Erstaunt hob Amber die Brauen. „Ich sehe keinen.“ Sie zuckte mit den Schultern.
„Es ist auch kein Altar, wie wir ihn kennen, sondern einer aus Findlingen, so wie der da. Und in einem der Steine ist eine Spirale eingehauen, für irgendeine Flüssigkeit, die sie dann in Schalen auffangen.“
„Woher weißt du denn das schon wieder?“ Amber wunderte sich über Kevins plötzliches Interesse, das normalerweise nicht das Wissen über Computerspiele und Heavy Metal überstieg.

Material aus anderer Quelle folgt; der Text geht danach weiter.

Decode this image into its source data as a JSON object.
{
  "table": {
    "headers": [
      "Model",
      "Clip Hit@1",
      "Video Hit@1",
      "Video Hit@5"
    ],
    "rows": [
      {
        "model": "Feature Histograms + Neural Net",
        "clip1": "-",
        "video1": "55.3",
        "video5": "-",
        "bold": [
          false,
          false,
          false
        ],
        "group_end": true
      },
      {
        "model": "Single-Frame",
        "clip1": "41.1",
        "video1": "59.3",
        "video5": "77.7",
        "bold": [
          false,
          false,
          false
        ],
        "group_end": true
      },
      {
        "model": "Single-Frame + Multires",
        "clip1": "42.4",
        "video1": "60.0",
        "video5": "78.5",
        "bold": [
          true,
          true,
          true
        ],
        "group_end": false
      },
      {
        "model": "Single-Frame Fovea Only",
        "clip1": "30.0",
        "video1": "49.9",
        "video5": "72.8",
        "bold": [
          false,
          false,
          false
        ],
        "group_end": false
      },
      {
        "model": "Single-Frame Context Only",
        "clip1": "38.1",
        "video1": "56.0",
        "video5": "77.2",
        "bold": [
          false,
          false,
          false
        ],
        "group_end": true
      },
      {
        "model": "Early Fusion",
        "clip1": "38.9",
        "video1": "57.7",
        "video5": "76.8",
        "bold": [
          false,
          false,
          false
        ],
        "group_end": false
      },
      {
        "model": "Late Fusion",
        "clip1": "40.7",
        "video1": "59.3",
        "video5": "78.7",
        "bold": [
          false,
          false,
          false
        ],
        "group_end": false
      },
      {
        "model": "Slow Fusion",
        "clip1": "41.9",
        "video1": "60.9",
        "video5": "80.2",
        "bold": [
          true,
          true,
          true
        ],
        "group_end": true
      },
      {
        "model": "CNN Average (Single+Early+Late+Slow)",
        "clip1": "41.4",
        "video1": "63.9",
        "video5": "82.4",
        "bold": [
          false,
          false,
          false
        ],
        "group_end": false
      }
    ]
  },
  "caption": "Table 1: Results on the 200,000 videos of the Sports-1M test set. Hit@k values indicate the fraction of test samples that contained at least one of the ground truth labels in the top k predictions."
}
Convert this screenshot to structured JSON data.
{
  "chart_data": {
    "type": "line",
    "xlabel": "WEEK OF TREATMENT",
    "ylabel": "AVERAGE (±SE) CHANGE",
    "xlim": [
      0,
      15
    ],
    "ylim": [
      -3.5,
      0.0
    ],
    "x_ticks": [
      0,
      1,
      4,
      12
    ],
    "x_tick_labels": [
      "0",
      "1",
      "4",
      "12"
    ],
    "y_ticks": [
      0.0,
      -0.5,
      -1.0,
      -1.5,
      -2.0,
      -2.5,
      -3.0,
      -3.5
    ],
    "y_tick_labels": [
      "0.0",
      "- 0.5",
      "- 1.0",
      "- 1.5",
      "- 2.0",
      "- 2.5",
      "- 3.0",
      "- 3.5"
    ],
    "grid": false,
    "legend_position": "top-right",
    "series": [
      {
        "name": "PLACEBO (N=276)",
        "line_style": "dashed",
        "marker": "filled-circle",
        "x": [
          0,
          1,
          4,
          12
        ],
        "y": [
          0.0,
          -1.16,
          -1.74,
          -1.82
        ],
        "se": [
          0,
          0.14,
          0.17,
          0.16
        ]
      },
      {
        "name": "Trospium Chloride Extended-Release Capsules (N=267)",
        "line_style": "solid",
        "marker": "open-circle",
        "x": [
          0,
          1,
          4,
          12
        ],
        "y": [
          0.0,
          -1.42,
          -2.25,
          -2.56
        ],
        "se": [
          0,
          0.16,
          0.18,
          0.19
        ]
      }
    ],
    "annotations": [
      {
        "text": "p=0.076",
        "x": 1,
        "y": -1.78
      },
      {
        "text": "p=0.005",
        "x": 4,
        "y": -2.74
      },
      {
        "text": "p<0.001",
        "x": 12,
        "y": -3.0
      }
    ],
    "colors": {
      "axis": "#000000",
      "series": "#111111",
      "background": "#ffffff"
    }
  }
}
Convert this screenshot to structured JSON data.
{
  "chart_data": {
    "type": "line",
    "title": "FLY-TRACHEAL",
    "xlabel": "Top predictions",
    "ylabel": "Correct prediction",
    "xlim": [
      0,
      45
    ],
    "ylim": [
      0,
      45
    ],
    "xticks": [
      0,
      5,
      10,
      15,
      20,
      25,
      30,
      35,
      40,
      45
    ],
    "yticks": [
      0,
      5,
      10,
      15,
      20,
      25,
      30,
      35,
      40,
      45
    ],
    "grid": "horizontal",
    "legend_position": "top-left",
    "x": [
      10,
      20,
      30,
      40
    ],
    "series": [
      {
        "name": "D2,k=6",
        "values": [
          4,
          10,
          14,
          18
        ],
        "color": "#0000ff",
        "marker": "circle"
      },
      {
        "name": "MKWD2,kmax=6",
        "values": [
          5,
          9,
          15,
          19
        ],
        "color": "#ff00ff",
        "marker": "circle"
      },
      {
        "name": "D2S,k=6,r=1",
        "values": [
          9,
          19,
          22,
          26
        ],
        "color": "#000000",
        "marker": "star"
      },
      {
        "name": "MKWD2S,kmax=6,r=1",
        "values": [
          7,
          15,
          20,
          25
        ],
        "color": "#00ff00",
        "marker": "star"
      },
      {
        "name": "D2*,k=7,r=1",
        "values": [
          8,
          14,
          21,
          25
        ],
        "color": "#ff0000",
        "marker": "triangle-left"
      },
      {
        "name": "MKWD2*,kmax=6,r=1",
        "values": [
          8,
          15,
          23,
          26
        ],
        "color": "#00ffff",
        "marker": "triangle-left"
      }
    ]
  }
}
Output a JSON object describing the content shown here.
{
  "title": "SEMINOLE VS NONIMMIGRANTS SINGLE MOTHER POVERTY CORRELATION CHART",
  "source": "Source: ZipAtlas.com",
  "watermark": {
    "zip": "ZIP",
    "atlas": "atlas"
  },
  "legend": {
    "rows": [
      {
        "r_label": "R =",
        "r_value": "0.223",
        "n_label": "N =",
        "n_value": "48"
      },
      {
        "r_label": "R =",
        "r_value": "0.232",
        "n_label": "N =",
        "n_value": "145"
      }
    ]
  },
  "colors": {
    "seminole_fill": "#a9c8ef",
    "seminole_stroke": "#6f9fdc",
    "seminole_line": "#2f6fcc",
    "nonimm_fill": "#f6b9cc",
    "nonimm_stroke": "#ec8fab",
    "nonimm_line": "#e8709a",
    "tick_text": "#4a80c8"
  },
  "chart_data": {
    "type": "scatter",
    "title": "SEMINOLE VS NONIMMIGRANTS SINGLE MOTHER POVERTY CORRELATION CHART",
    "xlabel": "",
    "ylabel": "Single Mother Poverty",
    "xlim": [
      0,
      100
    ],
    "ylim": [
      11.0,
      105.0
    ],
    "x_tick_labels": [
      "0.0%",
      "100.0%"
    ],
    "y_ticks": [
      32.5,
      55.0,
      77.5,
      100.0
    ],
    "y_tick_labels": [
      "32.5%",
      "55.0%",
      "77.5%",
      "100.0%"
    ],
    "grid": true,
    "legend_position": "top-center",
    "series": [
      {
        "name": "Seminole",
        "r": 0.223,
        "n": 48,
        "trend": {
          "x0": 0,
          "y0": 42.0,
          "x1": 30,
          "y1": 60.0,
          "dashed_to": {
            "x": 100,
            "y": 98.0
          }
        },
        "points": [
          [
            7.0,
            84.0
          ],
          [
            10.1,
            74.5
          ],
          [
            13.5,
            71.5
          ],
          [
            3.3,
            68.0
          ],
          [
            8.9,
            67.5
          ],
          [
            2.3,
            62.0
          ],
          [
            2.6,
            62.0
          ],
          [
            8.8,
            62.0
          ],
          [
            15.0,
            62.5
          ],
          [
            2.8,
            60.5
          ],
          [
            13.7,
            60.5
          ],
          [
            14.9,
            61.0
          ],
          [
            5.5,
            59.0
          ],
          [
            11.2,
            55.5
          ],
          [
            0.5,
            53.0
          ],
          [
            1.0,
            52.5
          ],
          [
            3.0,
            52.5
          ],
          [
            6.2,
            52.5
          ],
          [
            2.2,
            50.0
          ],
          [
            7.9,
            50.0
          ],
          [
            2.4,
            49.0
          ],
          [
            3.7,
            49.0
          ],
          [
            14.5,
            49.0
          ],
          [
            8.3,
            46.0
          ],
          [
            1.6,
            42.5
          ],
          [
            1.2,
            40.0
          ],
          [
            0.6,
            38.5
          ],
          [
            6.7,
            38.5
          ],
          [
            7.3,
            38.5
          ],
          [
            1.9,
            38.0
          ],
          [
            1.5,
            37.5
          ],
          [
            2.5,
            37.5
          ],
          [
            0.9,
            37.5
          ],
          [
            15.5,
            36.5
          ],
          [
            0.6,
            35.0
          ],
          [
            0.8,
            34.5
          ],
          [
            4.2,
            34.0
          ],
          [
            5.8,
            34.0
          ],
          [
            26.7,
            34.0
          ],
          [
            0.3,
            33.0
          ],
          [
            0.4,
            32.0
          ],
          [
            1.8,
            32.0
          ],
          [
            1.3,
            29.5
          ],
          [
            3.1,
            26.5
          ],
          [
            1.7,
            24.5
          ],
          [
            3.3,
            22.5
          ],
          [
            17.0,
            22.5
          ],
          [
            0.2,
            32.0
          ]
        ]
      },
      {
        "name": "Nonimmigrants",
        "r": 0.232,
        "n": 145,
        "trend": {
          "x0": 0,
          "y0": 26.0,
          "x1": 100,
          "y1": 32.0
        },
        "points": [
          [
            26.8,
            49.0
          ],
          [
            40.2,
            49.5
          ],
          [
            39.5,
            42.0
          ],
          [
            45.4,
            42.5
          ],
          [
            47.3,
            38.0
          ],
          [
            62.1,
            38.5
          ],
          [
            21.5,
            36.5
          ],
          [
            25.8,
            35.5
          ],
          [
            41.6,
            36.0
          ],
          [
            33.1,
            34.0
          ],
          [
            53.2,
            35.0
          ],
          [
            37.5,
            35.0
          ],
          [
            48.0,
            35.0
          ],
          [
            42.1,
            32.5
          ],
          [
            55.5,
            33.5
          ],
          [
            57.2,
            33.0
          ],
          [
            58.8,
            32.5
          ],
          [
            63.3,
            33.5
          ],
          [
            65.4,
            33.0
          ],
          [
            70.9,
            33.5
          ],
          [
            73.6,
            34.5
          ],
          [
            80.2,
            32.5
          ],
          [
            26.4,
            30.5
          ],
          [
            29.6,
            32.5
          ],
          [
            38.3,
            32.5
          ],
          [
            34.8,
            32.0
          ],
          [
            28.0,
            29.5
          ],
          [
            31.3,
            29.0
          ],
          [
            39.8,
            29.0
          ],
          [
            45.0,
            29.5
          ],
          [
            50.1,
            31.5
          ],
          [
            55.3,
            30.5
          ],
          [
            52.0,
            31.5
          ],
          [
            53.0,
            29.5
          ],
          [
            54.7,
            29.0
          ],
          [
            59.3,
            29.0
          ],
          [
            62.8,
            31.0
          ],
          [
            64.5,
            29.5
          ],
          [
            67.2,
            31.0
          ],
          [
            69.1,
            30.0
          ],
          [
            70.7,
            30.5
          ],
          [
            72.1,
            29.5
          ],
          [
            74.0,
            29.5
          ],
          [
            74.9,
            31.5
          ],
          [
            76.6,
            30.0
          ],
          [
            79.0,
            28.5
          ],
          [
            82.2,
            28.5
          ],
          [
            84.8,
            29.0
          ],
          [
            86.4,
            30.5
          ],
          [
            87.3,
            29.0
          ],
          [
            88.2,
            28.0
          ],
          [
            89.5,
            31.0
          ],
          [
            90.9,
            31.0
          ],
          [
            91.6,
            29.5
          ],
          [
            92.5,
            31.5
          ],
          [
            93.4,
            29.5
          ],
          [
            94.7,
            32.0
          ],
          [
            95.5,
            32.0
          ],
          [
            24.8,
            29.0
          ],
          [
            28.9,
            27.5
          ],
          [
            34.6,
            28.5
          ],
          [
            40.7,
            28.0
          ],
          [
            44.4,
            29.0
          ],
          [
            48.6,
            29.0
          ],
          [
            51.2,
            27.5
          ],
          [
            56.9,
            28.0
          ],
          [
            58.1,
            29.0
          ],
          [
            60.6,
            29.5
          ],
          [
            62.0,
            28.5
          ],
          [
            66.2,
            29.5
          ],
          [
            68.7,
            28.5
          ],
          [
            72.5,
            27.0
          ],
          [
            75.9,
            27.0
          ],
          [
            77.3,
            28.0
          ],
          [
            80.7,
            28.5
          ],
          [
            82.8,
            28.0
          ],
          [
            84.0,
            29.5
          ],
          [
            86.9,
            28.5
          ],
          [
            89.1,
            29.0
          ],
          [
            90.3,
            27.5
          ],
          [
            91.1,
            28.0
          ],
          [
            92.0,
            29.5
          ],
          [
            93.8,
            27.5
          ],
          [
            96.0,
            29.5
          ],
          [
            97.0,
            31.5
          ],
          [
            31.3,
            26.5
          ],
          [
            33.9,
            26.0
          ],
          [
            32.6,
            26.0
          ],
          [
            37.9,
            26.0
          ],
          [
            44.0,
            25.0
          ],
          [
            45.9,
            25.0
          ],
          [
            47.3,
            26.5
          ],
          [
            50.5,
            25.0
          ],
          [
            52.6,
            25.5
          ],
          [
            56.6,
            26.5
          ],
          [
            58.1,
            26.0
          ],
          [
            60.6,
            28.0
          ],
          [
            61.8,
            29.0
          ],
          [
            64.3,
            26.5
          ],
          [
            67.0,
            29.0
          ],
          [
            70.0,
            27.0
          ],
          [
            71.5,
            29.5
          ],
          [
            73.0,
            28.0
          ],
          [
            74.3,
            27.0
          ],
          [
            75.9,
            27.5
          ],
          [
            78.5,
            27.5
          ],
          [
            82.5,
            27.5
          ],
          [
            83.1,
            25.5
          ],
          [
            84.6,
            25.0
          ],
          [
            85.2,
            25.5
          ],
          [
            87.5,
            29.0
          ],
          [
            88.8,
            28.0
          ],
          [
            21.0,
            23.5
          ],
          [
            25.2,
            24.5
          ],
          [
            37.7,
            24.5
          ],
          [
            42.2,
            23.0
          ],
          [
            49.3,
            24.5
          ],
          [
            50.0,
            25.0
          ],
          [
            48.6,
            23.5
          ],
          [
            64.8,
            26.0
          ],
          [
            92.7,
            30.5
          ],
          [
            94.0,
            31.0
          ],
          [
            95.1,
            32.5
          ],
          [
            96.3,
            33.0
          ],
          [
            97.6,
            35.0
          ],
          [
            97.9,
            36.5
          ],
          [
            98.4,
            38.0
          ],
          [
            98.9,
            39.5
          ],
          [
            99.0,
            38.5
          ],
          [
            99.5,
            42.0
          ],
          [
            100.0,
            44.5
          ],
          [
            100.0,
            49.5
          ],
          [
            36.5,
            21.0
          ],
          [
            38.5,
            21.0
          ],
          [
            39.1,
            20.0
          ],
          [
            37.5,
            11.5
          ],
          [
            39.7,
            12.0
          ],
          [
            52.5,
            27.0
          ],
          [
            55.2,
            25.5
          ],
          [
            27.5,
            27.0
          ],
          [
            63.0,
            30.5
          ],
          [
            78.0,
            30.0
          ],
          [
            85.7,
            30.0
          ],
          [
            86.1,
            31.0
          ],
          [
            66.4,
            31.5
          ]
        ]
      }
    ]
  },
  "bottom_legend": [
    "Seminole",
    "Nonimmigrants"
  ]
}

„Habe es mir vorhin angesehen. Sechs Spiralen sind eingraviert, und eine siebte tief eingeschlagen. In einem Buch habe ich gelesen, dass die sieben Spiralen für die Kelten, speziell Druiden, eine wichtige Bedeutung besaßen.“
„Du liest Bücher?“
„Selten. Aber das musste ich unbedingt nachschlagen.“
„Aha, das hätte mich auch gewundert. Aber gut, was folgerst du daraus?“
„Die da unten praktizieren einen Druidenkult.“
„Klingt plausibel. Es gibt heutzutage viele, die sich den alten Naturreligionen verschrieben haben. Nichts Neues also.“
„Und dass sie Blut trinken, findest du normal?“
„Wie kommst du denn darauf?“ Auch Sally hatte vom Bluttrinken gesprochen. Vor Ekel lief Amber eine Gänsehaut den Rücken entlang. „Bestimmt hast du dich geirrt, und es ist Wein oder was anderes gewesen.“
„Nein, nein, überzeug dich morgen selbst. Ich habe gesehen, wie sie sich in ihre Arme schneiden, und das Blut in die siebte Spirale tropfen lassen, das die anderen dann trinken.“
„Das ist ja widerlich. Mir scheint, du hast zu viele Horrorfilme gesehen.“
„Nein, ehrlich, ich habe es vorgestern beobachtet. Der alte Macfarlane ist ihr Anführer, der Druide. Ich erkenne ihn an seiner Statur, an der leicht gebeugten Haltung. Sie feiern Blutrituale. Ich weiß zwar nicht, was die bewirken sollen, aber sie tun es.“
„Bist du dir sicher?“ Die Worte ihres Bruders und das, was Sally ihr heute erzählt hatte, weckten in Amber das Gefühl, in eine Welt der Finsternis gezogen zu werden, die neben der realen Welt existierte. Versteckte Gordon Macfarlane sein wahres Gesicht hinter einer Maske aus arroganter Gelassenheit? Das würde seine negative Aura erklären.
„Ja, ich bin mir sicher“, antwortete Kevin mit Bestimmtheit.
„Und was wollen die mit den Kreuzen?“
Kevin zuckte mit den Schultern. Doch kurz darauf erhielten sie die Antwort. Der Druide nahm eine Fackel und entzündete in einem mit Stroh gefüllten Metallkorb ein Feuer. Danach warfen alle Anwesenden die Kreuze in die Flammen. Immer mehr verstärkte sich Ambers Gefühl, dieser seltsame Trupp dort unten beschwor dunkle Mächte. Wie oft las, oder hörte man in den Medien über Sekten, deren wahnwitzige Ideologien für die Anhänger tödlich enden konnten.
„Sollten wir nicht Mom und Dad davon erzählen?“, fragte Kevin.
„Sie werden uns nicht glauben. Erst wenn sie selbst Zeugen eines Rituals werden. Die sind so von Macfarlane eingenommen, dass sie ihn verteidigen würden.“
Bevor Kevin etwas antwortete, rief ihre Mutter sie zum Abendessen.